The number of divisors of 240 in the form 4n + 2, (n ≥ 0) is equal to:

• A) 4
• B) 8
• C) 10
• D) 3

To find the number of divisors of 240 that are in the form of 4n + 2, we first need to determine the prime factorization of 240.

Prime Factorization of 240

The prime factorization of 240 is:

• 240 = 2^4 × 3^1 × 5^1

Identifying Divisors

Divisors of 240 can be expressed in the form:

• 2^a × 3^b × 5^c

where:

• 0 ≤ a ≤ 4
• 0 ≤ b ≤ 1
• 0 ≤ c ≤ 1

Form of 4n + 2

Divisors in the form of 4n + 2 must be even and not divisible by 4. This means:

• The exponent of 2 (a) must be exactly 1 (since 2^1 = 2, which is of the form 4n + 2).

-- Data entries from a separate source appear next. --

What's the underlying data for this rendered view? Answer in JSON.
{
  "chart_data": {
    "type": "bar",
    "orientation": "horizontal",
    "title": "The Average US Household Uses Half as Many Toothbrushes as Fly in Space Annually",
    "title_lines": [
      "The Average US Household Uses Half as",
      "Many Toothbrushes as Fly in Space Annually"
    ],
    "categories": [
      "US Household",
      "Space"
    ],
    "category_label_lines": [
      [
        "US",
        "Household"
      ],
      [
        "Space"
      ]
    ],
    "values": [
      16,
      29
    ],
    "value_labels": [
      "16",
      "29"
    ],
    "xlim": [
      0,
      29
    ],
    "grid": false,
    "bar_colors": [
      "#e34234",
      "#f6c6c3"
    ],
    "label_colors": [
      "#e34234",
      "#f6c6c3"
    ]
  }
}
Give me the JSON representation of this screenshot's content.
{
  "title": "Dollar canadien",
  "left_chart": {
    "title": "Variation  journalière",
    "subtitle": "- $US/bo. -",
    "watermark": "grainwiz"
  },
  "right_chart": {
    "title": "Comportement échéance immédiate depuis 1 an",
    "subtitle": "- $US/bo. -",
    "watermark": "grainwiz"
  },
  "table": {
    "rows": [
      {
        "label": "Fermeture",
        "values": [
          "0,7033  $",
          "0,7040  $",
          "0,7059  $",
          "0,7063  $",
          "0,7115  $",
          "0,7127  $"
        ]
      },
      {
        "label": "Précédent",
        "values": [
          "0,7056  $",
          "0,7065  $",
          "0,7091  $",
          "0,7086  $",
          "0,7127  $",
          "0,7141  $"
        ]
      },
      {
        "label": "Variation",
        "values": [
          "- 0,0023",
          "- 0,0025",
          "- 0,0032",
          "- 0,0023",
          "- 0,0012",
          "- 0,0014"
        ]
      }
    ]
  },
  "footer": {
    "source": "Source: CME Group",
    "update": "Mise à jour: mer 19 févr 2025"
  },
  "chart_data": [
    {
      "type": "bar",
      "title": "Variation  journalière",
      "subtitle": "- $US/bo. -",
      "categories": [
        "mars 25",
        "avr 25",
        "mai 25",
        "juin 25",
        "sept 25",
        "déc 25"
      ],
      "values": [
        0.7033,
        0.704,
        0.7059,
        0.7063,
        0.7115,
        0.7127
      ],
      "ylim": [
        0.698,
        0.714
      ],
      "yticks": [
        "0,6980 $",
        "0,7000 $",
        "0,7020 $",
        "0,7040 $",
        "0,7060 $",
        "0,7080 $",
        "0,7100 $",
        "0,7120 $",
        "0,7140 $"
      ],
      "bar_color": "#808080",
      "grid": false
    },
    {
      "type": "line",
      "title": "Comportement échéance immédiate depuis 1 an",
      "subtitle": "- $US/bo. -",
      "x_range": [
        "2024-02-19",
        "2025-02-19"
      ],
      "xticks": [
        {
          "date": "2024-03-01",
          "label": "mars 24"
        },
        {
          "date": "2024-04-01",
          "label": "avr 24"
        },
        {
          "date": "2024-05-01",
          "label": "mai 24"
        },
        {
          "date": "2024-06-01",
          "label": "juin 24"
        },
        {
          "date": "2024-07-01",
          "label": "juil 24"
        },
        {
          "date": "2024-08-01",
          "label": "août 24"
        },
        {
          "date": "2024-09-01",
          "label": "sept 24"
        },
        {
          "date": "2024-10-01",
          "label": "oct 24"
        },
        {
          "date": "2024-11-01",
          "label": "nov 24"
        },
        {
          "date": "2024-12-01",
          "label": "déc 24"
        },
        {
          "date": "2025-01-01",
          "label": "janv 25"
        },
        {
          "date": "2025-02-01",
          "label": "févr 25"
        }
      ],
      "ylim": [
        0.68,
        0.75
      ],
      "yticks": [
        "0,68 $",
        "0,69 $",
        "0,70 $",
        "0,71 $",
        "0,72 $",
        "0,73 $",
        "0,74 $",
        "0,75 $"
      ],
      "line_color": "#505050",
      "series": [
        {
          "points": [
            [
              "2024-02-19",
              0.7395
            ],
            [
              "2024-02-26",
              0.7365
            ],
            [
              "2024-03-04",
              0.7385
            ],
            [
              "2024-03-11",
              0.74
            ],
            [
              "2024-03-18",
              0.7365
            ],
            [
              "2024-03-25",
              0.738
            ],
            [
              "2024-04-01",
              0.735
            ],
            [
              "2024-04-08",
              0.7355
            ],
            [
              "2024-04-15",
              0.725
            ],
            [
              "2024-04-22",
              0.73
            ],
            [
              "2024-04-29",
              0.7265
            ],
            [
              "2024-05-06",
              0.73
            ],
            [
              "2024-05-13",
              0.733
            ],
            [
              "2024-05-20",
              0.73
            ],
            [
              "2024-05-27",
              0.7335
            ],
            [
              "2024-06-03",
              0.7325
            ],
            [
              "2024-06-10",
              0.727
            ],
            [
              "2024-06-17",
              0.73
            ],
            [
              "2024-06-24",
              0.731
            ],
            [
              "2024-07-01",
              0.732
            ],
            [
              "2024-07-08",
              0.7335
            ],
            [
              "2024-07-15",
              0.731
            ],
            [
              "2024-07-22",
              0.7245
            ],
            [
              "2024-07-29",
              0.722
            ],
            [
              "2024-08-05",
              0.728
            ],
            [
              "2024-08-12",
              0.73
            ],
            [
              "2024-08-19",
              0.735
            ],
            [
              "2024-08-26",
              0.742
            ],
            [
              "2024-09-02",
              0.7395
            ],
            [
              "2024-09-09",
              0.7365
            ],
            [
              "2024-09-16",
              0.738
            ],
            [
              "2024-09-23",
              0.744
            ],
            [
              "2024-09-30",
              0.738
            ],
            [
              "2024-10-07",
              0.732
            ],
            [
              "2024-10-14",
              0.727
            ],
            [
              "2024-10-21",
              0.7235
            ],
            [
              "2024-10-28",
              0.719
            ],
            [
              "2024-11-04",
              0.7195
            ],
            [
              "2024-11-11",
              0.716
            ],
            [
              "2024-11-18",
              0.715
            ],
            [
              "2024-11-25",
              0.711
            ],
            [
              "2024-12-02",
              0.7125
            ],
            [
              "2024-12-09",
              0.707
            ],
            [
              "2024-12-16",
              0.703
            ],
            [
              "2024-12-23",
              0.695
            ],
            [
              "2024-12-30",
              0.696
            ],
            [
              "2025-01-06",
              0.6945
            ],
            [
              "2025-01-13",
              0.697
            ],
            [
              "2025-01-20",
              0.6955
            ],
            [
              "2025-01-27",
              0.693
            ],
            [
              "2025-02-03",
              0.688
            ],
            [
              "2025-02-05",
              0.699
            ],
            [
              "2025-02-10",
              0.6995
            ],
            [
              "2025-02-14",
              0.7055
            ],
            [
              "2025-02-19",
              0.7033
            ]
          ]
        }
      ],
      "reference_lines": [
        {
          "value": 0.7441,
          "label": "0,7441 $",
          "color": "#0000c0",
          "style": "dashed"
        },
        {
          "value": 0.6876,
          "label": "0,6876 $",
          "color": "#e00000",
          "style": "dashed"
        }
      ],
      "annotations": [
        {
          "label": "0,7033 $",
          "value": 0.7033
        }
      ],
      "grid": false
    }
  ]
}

Calculating Valid Combinations

Now, we can choose values for b and c:

• For b (the exponent of 3), we can have 0 or 1 (2 choices).
• For c (the exponent of 5), we can also have 0 or 1 (2 choices).

Total Combinations

The total number of divisors of the form 4n + 2 is:

• 1 (for a = 1) × 2 (for b) × 2 (for c) = 4

Thus, the number of divisors of 240 in the form 4n + 2 is 4.

The correct answer is A) 4.